The Chatham-Kent Police Service responded to 193 calls for service in the last 24 hours. Two people were arrested.
Man Charged with Resisting Arrest and Obstructing Police (CK23022016)
On May 6th, 2023 at approximately 5:39pm police responded to a suspicious person call in the area of King Street W in Chatham. Upon arrival, police located a man who provided several fake names to officers in an attempt to disguise his identity. Through investigation, police ascertained the man’s real identity and a subsequent check of his name revealed several outstanding warrants.
While attempting to take him into custody, the man actively resisted police and attempted to escape. After a brief struggle the male was eventually arrested. As a result, he was additionally charged with Obstructing Police, Resisting Arrest and Escape Lawful Custody. The 41-year-old Chatham man was subsequently transported to police headquarters and held in custody pending a bail hearing.
Man Arrested for Violating Prohibition Order (CK23022022)
On May 6th, 2023 at approximately 6:01pm, police received a call reporting a male party to be riding a bicycle on Princess Street N in Chatham with a long gun under his arm. Police immediately responded and a short time later located the male suspect attempting to leave a residence in the area. The man was arrested by police and two air rifles were recovered at the scene and seized as evidence.
The 47-year-old Chatham man was charged with two counts of Possessing a Firearm Contrary to Prohibition Order and was ultimately transported to police headquarters where he was held in custody pending a bail hearing.
MOVE TO THE RIGHT
An emergency vehicle is driving behind me with their lights on! What do I do??
Drivers are legally required to pull over when they see emergency personnel approaching with their emergency lights activated. This includes police officers, firefighters, and paramedics who are responding to emergencies. Failure to do so can result in fines, demerit points on your driver’s license, and even criminal charges if someone is injured or killed as a result of your actions.
There are several reasons why drivers need to pull over when they see emergency personnel approaching with their emergency lights activated:
1. Safety of emergency personnel: Every second counts when emergency personnel respond to an emergency. By pulling over and giving them a clear path to the scene, drivers can help ensure they arrive quickly and safely. This is particularly important for firefighters and paramedics who may need to transport critically injured patients to the hospital.
2. Safety of other drivers: When emergency personnel are approaching with their emergency lights activated, they often drive at higher speeds and may need to pass through red lights or stop signs. By pulling over, drivers can help ensure that other drivers are not at risk of a collision with emergency vehicles.
3. Legal requirements: As mentioned earlier, failing to pull over for emergency personnel violates Canada’s law. The penalties for this offence can be significant and can impact your ability to drive in the future.

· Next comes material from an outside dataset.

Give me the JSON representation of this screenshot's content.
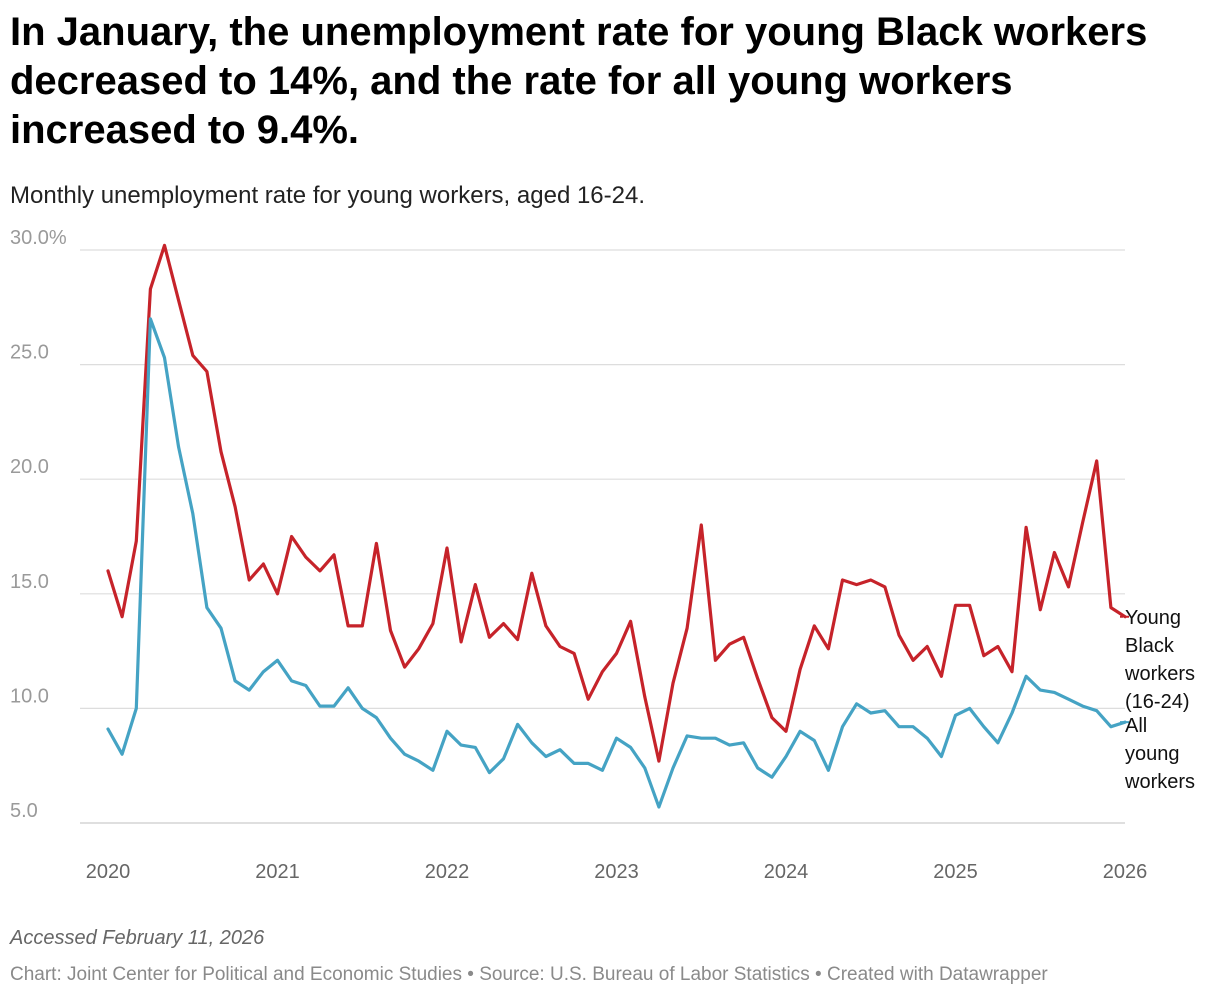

4. Common courtesy: Pulling over for emergency personnel is also a matter of common courtesy. These men and women are putting their lives on the line to help others, and it is essential that we do everything we can to support them in their efforts.
In summary, drivers in Canada must pull over when they see emergency personnel approaching with their emergency lights activated. This is not only a legal requirement but also a matter of safety and common courtesy. By doing so, drivers can help ensure that emergency personnel can respond quickly and safely to emergencies and that other drivers are not put at risk.

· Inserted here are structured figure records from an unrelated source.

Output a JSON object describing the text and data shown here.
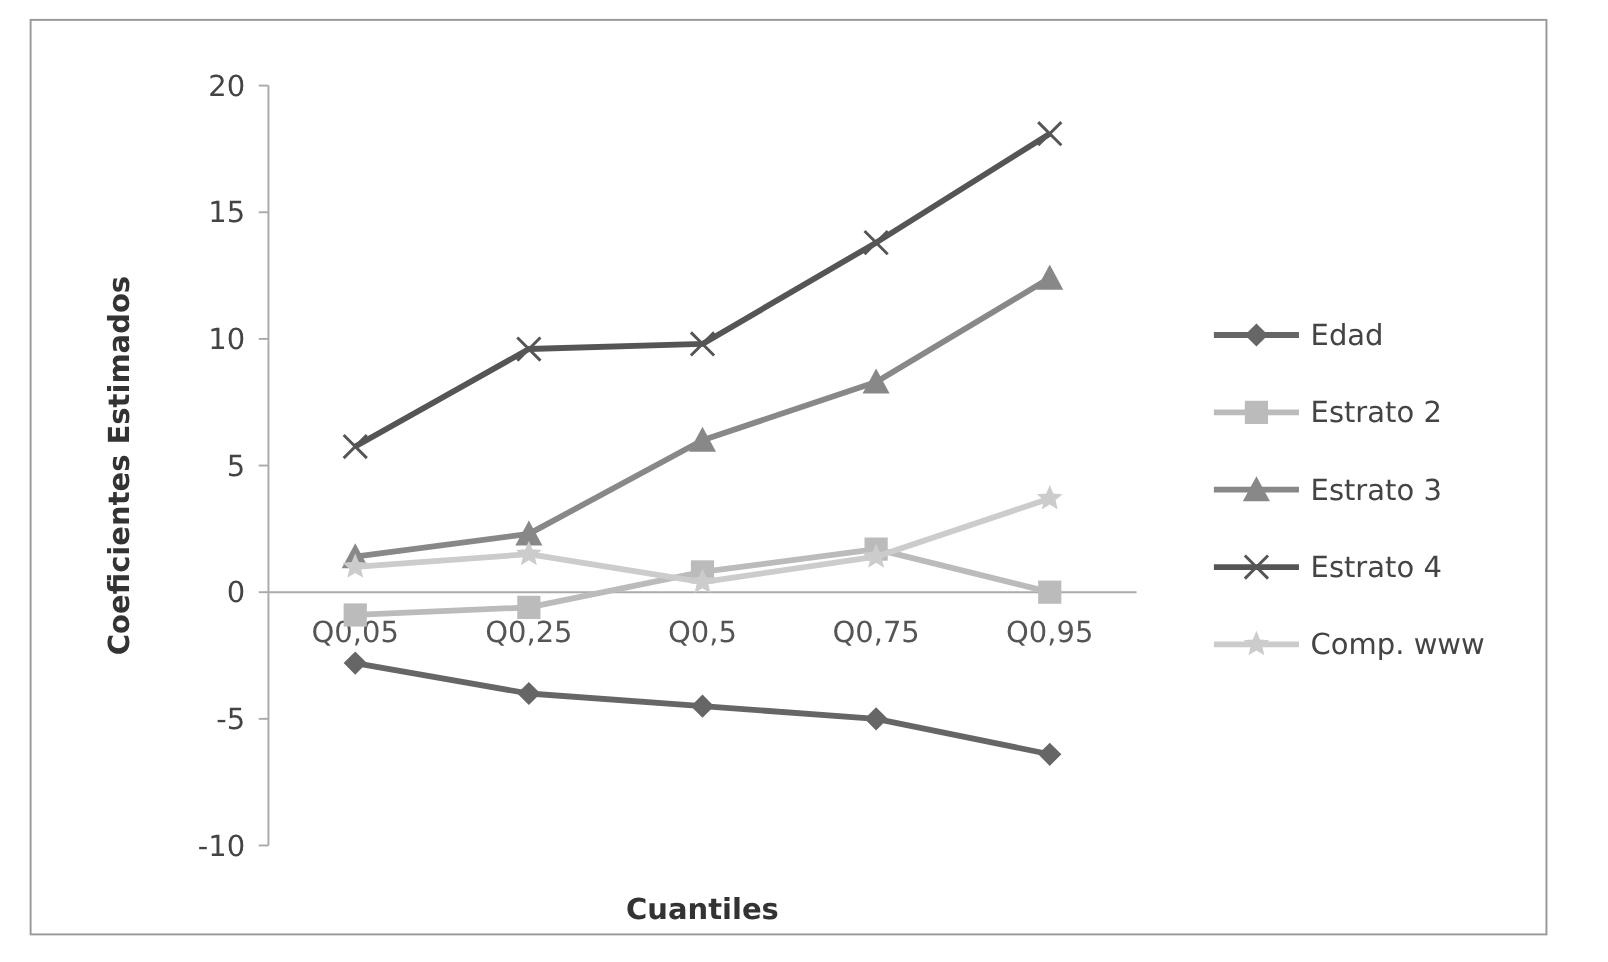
{
  "chart_data": {
    "type": "line",
    "xlabel": "Cuantiles",
    "ylabel": "Coeficientes Estimados",
    "categories": [
      "Q0,05",
      "Q0,25",
      "Q0,5",
      "Q0,75",
      "Q0,95"
    ],
    "series": [
      {
        "name": "Edad",
        "color": "#666666",
        "marker": "diamond",
        "values": [
          -2.8,
          -4.0,
          -4.5,
          -5.0,
          -6.4
        ]
      },
      {
        "name": "Estrato 2",
        "color": "#bbbbbb",
        "marker": "square",
        "values": [
          -0.9,
          -0.6,
          0.8,
          1.7,
          0.0
        ]
      },
      {
        "name": "Estrato 3",
        "color": "#888888",
        "marker": "triangle",
        "values": [
          1.4,
          2.3,
          6.0,
          8.3,
          12.4
        ]
      },
      {
        "name": "Estrato 4",
        "color": "#555555",
        "marker": "cross",
        "values": [
          5.75,
          9.6,
          9.8,
          13.8,
          18.1
        ]
      },
      {
        "name": "Comp. www",
        "color": "#cccccc",
        "marker": "star",
        "values": [
          1.0,
          1.5,
          0.4,
          1.4,
          3.7
        ]
      }
    ],
    "ylim": [
      -10,
      20
    ],
    "yticks": [
      -10,
      -5,
      0,
      5,
      10,
      15,
      20
    ],
    "grid": false,
    "legend": "right"
  }
}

Drivers can be charged if they do not slow down or move over when it is safe to do so. Drivers can face the following penalties:
First offence: fines ranging from $400 to $2,000. 3 demerit points if convicted possible suspension of driver’s licence for up to 2 years
Subsequent offences (within 5 years) : fines ranging from $1,000 to $4,000. 3 demerit points if convicted possible jail time of up to 6 months possible suspension of driver’s licence for up to 2 years. It is also illegal to follow within 150 metres of a fire vehicle or ambulance responding to a call.